Obama será um Clinton melhorado. Nada mais do que isso. Infelizmente para nós todos, que temos tão pouco que qualquer coisa é melhor, este duplo pouquinho (ser melhor do que Bush e melhor do que Clinton) já é bom.
Espero estar enganado e que ele mude mesmo as coisas.
Bom, digo desde já que apesar do meu cepticismo, evidentemente quero que Obama vença. Mesmo com as limitações das circunstâncias ele representa uma viragem (ainda que simbólica) fundamental em inúmeros aspectos, e uma esperança.
Daniel
se não é previsivel qualquer estado de excepção porque é que fizeram a lei? e porque é que deslocaram uma unidade especial militar para prevenção?
e já agora explique lá: porque é que o secretário de estado da Defesa Robert Gates, (segundo o New York Times) transitará incólume da administração bush para a de Obama?
e pq? o subscretário de Estado do Tesouro de Clinton, actual responsável pela FED de New York passará a secretário de estado de Obama?
vê aqui qualquer ténue sintoma de “mudança”? - é que às promessas sociais, a essas leva-as o vento,,,
Bom
eu ca fartva -me de rir se depois de ver Obama na frente de TODAS as sondagens, depois de ter visto ( como hoje vi ) o apoio incondicional do povo americano gritando a sua esperança e o nome de obama em todos os lugares , aparecesse de repente uma desgraça pelo estado de excepçao.
Havia de ser lindo havia.
meus senhores,fieis servidores do império,com que então ,querem aplicar a velha receita (com papas e bolos se enganam os tolos),porque o fim é o mesmo,vocês devatem o que é melhor para o império
Não li o post, peço desculpa, só li as intervenções em diagonal.
Sobre a “devassa” dos computadores públicos dos funcionários da DGCI, estou mortinho por dar opinião.
Eu realmente fico abismado com esta “mijeira” pelo Obama, o tipo deve estar bem preparado para assumir o cargo, mas ver pessoas que pouco têm a ver com a sua área política a fazer política activa (na aldeia é certo) só pode ter uma explicação…clubite.
Mas o que vos não sabeis é que o Obama já assinou um acordo comercial com Portugal, e se perder está a pensar candidatar-se contra o Socrates.
Ou pelo menos assim diz a Onion News:
http://www.theonion.com/content/video/obama_undertakes_presidential
A guerra da Jugoslávia não foi antes dos bushistas?…
A realidade é que o povo pobre ou não votará ou acabará por ver os seus anseios e dificuldades serem utilizados como tropa de choque eleitoral ao serviço de interesses que não os seus. No fim, mais desilusão e mais abstenção.

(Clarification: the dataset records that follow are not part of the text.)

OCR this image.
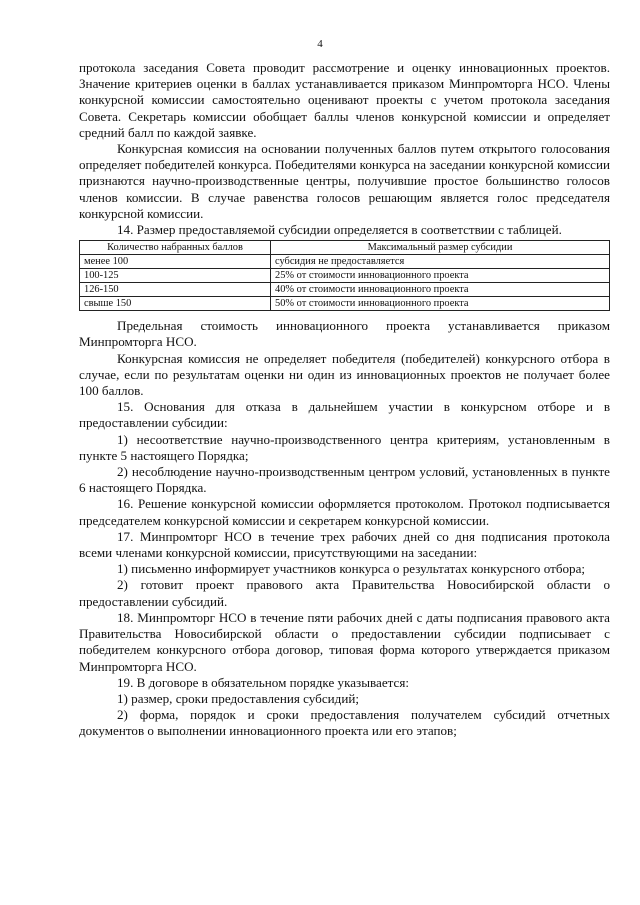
4

протокола заседания Совета проводит рассмотрение и оценку инновационных проектов. Значение критериев оценки в баллах устанавливается приказом Минпромторга НСО. Члены конкурсной комиссии самостоятельно оценивают проекты с учетом протокола заседания Совета. Секретарь комиссии обобщает баллы членов конкурсной комиссии и определяет средний балл по каждой заявке.

Конкурсная комиссия на основании полученных баллов путем открытого голосования определяет победителей конкурса. Победителями конкурса на заседании конкурсной комиссии признаются научно-производственные центры, получившие простое большинство голосов членов комиссии. В случае равенства голосов решающим является голос председателя конкурсной комиссии.

14. Размер предоставляемой субсидии определяется в соответствии с таблицей.

Количество набранных баллов	Максимальный размер субсидии
менее 100	субсидия не предоставляется
100-125	25% от стоимости инновационного проекта
126-150	40% от стоимости инновационного проекта
свыше 150	50% от стоимости инновационного проекта

Предельная стоимость инновационного проекта устанавливается приказом Минпромторга НСО.

Конкурсная комиссия не определяет победителя (победителей) конкурсного отбора в случае, если по результатам оценки ни один из инновационных проектов не получает более 100 баллов.

15. Основания для отказа в дальнейшем участии в конкурсном отборе и в предоставлении субсидии:

1) несоответствие научно-производственного центра критериям, установленным в пункте 5 настоящего Порядка;

2) несоблюдение научно-производственным центром условий, установленных в пункте 6 настоящего Порядка.

16. Решение конкурсной комиссии оформляется протоколом. Протокол подписывается председателем конкурсной комиссии и секретарем конкурсной комиссии.

17. Минпромторг НСО в течение трех рабочих дней со дня подписания протокола всеми членами конкурсной комиссии, присутствующими на заседании:

1) письменно информирует участников конкурса о результатах конкурсного отбора;

2) готовит проект правового акта Правительства Новосибирской области о предоставлении субсидий.

18. Минпромторг НСО в течение пяти рабочих дней с даты подписания правового акта Правительства Новосибирской области о предоставлении субсидии подписывает с победителем конкурсного отбора договор, типовая форма которого утверждается приказом Минпромторга НСО.

19. В договоре в обязательном порядке указывается:

1) размер, сроки предоставления субсидий;

2) форма, порядок и сроки предоставления получателем субсидий отчетных документов о выполнении инновационного проекта или его этапов;
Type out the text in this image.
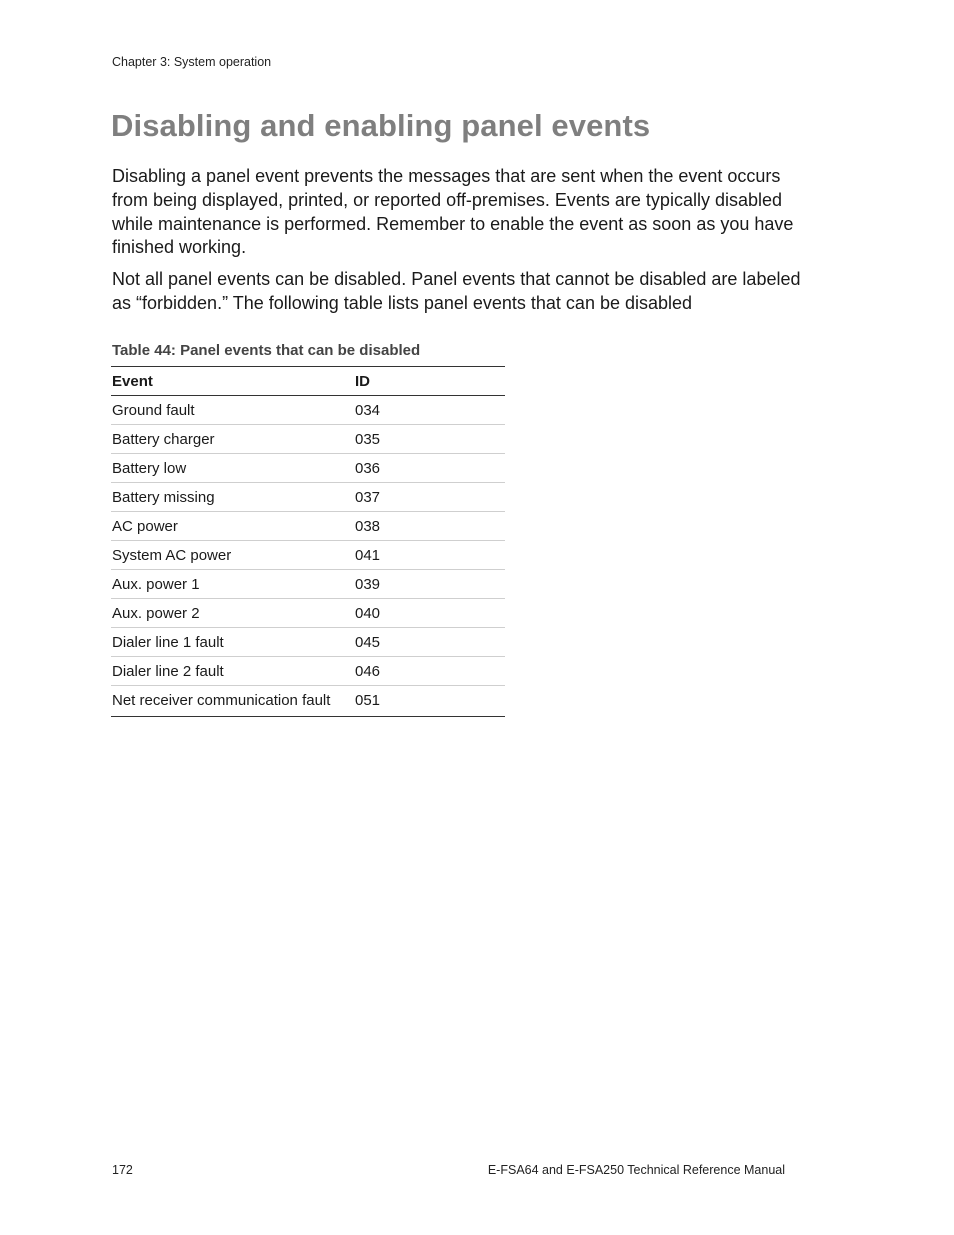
Chapter 3: System operation
Disabling and enabling panel events

Disabling a panel event prevents the messages that are sent when the event occurs from being displayed, printed, or reported off-premises. Events are typically disabled while maintenance is performed. Remember to enable the event as soon as you have finished working.

Not all panel events can be disabled. Panel events that cannot be disabled are labeled as “forbidden.” The following table lists panel events that can be disabled

Table 44: Panel events that can be disabled
Event	ID
Ground fault	034
Battery charger	035
Battery low	036
Battery missing	037
AC power	038
System AC power	041
Aux. power 1	039
Aux. power 2	040
Dialer line 1 fault	045
Dialer line 2 fault	046
Net receiver communication fault	051
172	E-FSA64 and E-FSA250 Technical Reference Manual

Obama? Uma campanha bem orquestrada, um “caso a estudar” no que toca à Comunicação, bem melhor que a campanha desastrada do anterior candidato democrata. Se ganhar (não confundam desejos com a realidade política estado-unidense), poderá ser “um poquinho melhor” que mais do mesmo do fundo da escala. “America First”, também ele, quando chegar a altura.
Mais dois comentários:
- Olhando a forma como se fazem campanhas eleitorais nos EUA, orgulho-me de viver num país bem mais democrático no que toca a eleições. A minha convicção é tanta que incluo nesta opinião o peso negativo da manipulação da imprensa, o futebol, a construção civil e tudo o resto.
- Há um sector da Esquerda que continua a acreditar em robins dos bosques e que está mais disposta a viver mergulhada na floresta dos cálculos eleitorais do que a expor-se, com as suas próprias bandeiras, à batalha em campo político aberto.
Causas Perdidas,
Conforme é dito algures no texto de DO, e de evidente bom senso, é que a eleição de Obama, a concretizar-se, não vai representar nenhum modelo de paraíso na Terra.
Lá, como cá, até que haja governos “de alfaiate”, à medida de cada um, impera a opção pelo mal menor.
É curto? É.
Estas eleições, independentemente até do candidato que for eleito, tiveram à partida uma virtude que foi trazer muitos americanos à política e a fazerem opções. Sabendo o que a casa gasta, isso foi um enorme passo.